We often think of fixing malicious activity in terms of systemic solutions, but spammers have moved on to private systems from which to conduct their abuse, and this makes it harder to stop.I saw a disturbing number the other day: According to the latest
MessageLabs Intelligence Report,
by September of this year 25 percent of all spam originated from hosted
Webmail accounts, meaning Yahoo, Hotmail, Gmail and the like. This may
be a huge problem.
I've been a big fan over the years of SMTP authentication and
associated reputation-based systems. The idea behind them is to
identify with certainty the domain of the e-mail sender, something
which the SMTP protocol does not do. Reputation systems then say
whether this domain is one known to be trustworthy, untrustworthy or
some unknown status. Then it's a matter of you setting policy to deal
with this reputation data.
These ideas have been controversial, mostly out of obtuseness about
reputation systems or a distrust of them. Personally, I think they
would do a much better job than doing nothing, so I was for them.

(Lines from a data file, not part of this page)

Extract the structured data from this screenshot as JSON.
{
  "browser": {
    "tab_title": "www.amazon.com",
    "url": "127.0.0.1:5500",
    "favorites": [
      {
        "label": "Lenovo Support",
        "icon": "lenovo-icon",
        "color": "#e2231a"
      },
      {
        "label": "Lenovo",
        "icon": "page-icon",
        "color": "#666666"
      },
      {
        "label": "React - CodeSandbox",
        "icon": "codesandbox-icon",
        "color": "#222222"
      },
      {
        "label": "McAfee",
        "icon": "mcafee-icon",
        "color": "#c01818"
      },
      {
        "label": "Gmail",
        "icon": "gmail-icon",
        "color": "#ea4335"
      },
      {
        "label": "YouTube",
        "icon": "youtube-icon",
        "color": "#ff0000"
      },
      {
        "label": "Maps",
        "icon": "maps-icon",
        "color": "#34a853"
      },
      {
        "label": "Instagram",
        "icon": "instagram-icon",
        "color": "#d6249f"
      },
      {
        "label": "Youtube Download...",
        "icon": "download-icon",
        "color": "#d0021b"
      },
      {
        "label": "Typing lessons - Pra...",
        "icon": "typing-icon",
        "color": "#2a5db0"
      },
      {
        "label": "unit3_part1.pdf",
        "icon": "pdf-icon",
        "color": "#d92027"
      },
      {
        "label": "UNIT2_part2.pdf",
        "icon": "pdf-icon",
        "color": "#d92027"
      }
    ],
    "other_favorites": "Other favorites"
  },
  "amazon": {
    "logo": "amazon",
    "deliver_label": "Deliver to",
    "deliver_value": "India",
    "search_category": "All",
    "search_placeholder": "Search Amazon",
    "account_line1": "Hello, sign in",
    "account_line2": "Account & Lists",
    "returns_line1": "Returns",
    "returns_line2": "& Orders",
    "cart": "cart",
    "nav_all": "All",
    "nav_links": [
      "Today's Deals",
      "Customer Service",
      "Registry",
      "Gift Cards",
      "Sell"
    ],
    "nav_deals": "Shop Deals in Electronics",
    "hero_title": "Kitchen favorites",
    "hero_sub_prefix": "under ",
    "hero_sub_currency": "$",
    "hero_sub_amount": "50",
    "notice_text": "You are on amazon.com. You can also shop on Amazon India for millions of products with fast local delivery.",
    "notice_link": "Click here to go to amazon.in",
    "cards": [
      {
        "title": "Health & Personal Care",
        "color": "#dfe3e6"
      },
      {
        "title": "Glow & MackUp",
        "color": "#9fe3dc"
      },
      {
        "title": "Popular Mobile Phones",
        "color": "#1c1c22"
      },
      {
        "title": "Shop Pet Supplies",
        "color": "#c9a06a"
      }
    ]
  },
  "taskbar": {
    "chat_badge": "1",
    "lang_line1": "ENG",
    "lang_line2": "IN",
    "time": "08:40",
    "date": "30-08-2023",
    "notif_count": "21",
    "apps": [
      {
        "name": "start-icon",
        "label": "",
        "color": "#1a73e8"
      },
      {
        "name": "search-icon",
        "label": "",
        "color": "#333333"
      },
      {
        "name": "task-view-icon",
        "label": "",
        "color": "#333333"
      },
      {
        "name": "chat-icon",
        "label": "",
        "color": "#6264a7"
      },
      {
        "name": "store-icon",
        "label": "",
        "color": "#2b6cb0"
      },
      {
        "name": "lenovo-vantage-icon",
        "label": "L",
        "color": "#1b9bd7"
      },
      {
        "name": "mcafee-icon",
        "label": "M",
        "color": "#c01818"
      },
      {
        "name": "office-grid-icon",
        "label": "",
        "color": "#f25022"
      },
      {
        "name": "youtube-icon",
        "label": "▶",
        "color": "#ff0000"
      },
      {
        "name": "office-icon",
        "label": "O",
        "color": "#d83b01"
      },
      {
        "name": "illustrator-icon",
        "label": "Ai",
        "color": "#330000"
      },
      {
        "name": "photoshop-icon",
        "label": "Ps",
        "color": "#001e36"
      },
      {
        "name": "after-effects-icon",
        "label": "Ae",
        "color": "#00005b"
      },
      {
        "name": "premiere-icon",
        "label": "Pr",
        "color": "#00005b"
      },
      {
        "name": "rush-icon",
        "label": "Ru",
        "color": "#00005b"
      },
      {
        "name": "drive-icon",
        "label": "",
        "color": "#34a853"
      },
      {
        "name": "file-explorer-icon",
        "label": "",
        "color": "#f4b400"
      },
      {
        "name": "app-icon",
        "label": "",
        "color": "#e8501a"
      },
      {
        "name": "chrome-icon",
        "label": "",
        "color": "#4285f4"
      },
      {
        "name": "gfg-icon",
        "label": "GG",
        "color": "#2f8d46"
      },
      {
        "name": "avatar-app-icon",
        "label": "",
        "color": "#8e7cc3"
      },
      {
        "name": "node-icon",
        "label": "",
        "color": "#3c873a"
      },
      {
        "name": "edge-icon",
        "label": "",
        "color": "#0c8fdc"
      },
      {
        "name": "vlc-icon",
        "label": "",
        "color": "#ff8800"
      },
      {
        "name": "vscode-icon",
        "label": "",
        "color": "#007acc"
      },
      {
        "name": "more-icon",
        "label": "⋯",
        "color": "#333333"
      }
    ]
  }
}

But
that may all be moot.
I've been hearing for years now how large numbers of users are
moving their e-mail onto Webmail systems, and the reasons are not hard
to understand. You can use your mail from any computer with a Web
browser, there's no local e-mail client to learn, your e-mail is not
stuck on one local store, and Web 2.0 interfaces make the clients
almost as rich as a real e-mail program.